Shanklin Bay looking over the garden of out holiday abode

Within a day of arriving at our destination at Shanklin, on the southeast corner of the island, we’d encountered a pair of ravens who were keen to share our fish and chips on the seafront, and several red squirrels running around the trees in the garden below our apartment. Red squirrels are delightful creatures and the island is one of the few places in the UK where they haven’t been ousted by the bigger and more aggressive North American grey squirrel. Unfortunately I wasn’t able to get photographs of these but there was plenty of other flora and fauna to keep me occupied.

The weather on the island during the first week in August was remarkable, it was hot and sunny virtually the whole time we were there, but that coincided with continuous heavy rain and big floods a short distance to the west in Devon and Cornwall. As well as the trees in the garden, there were flowers and butterflies basking in the glorious sunshine:

Wild pansy (Viola tricolor)

The wild pansy is a lovely little flower and has been used as a herbal remedy for eczema and asthma and it was believed it was good for the heart, hence its other name of ‘heartsease’. It’s laden with potentially beneficial chemicals including salicylates (aspirin), antibacterials and antiinflammatories and has many amusing common names such as ‘love lies bleeding’ (!), bullweed, ‘tickle my fancy’ and ‘love in idleness’.

Gatekeeper

Also frequenting the garden was the equally beautifully coloured, but less poetically named, gatekeeper butterfly (Pyronia tithonus). I was pleased to see lots of butterflies here because the dreadful spring weather meant I’d seen very few around Cambridge, a horrid situation which, alas, prevailed for the rest of the summer.

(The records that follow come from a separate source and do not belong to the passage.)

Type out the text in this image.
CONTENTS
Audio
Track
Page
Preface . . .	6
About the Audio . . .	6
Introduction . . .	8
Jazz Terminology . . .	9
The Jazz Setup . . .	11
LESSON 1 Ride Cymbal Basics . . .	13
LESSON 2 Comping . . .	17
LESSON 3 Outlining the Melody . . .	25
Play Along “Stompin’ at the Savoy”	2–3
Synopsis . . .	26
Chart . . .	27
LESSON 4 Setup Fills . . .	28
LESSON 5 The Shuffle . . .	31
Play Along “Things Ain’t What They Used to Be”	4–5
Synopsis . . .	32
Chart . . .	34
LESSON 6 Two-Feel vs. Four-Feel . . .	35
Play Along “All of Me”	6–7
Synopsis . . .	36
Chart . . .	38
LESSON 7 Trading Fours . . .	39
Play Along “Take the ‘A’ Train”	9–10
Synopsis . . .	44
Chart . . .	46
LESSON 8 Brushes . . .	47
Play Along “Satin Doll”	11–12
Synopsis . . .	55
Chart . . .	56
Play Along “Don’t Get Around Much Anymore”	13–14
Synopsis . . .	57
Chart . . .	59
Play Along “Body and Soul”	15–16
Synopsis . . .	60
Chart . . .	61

Below the garden at the bottom of the cliff was lots and lots of beach with lots and lots of birds, including the ravens I mentioned earlier. And amongst them was this gull youngster. It wasn’t at all fazed by me and my son running around and seemed more curious than nervous.

A young gull – either a herring gull or a lesser black backed

Alas, I’m not sufficiently knowledgeable about gulls to be able to differentiate the first year herring gull (Larus argentatus, Dansk: Sølvmåge) from the lesser black backed gull (Larus fuscus, Dansk: sildemåge), even with my Collins bird guide to assist. And while the gull was peering at us a sandwich tern patrolled the shallows occasionally diving into the water:

Sometimes returning to the surface with a fish… and other times not:

Sandwich tern (Sterna sandvicensis, Dansk: splitterne) fishing off Shanklin beach

From our limited explorations around the island it seemed to be quite distinctly in two halves. The eastern end, where we were based was green and agricultural with wide sandy beaches, and the western end, at least on the south side, was more chalk down rising to imposing cliffs toward the Needles at the far western tip. All the photographs in this post were from in and around Shanklin in the east and I’ve divided the IoW into two posts, so ‘Part 2’ will be from the western end.